Quebec History Marianopolis College


Date Published:
July 2007

L’Encyclopédie de l’histoire du Québec / The Quebec History Encyclopedia

 

Disciples of Christ

[1948]

 

Disciples of Christ. Probably due to evangelical stirrings which shook Europe and America at the end of the eighteenth and beginning of the nineteenth centuries, the religious body known as Disciples of Christ arose in various centres. In Canada, as early as 1820, certain congregations known as Scottish Baptists linked themselves with the reformation begun by Thomas and Alexander Campbell in Western Pennsylvania (1809), Walter Scott in Ohio, and Barton W. Stone in Kentucky. In River John, New Brunswick, such a congregation existed in 1815. Including a church in Montreal, the Disciples have planted churches in every province, and now have extension organizations in seven provinces. They are known individually as "Disciples", and "Churches of Christ" describes scripturally their congregations. Strong development came in Ontario, beginning about 1830 and advancing for forty years, with a further advance after 1890. Ontario's home mission organization dates from 1845.
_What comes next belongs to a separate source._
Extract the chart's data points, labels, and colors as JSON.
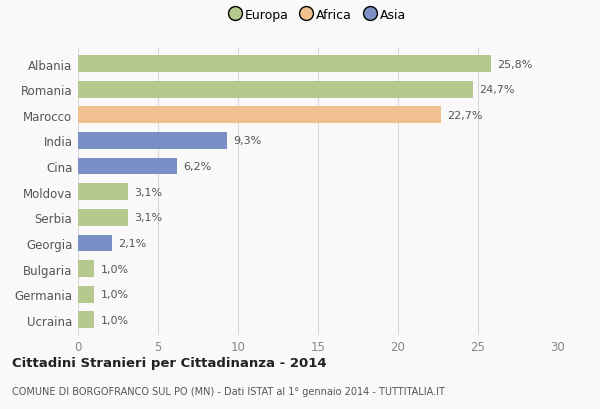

Early promotion there was due to certain Scottish "pioneer preachers", of whom James Black (1820) was foremost. Alexander Anderson (1832), James Kilgour (1845), Charles J. Lister (1835), David Oliphant (1845), Joseph Ash (1833), and Edmund Sheppard (1857) are others. Names held in high honour in Prince Edward Island are Alexander Crawford, a Scottish Baptist (1811), Donald Crawford (1850), and W. H. Herding (1889). Early founders in New Brunswick were George Garraty (1830), James Barnaby, Charles Berry, and W. W. Eaton (1858). Nova Scotia had Benjamin Howard and John McDonald (1832) as early preachers. Establishment in cities dates from Halifax (1830), St. John, New Brunswick, (1834), Toronto (1830), Winnipeg (1902), and Vancouver (1905). In 1904 William G. Kitchen founded the first church in Saskatchewan, and J. L. Romig in 1909 began to open churches in Alberta. Most of the hundred odd churches in Canada co-operate with the United Christian Missionary Society – the central organization of the Disciples on a world basis, representing a membership of 1,817,238 in fourteen countries. The body has a yearly international convention. Publications have existed in Canada since 1836, and a national journal, the Canadian Disciple, was founded in 1923. The body holds all common evangelical doctrines, baptizes by immersion, and receives into membership "those professing faith scripturally manifest in Jesus as lord and essentially divine." Its great plea is for Christian union based upon the simplest and most uncontrovertible basis scripturally. This advocacy for more than a century has influenced Canada's action towards Christian union. In 1923 a national organization, with unification aims, was started, . with George H. Stewart, of Winnipeg, as chairman. Ministerial training colleges have existed in West Gore, Nova Scotia, and in Beamsville, St. Thomas, and Toronto, Ontario, but none have been permanent. The census showed in 1881 a membership of 20,193; in 1921, 13,107; in 1931, 15,811.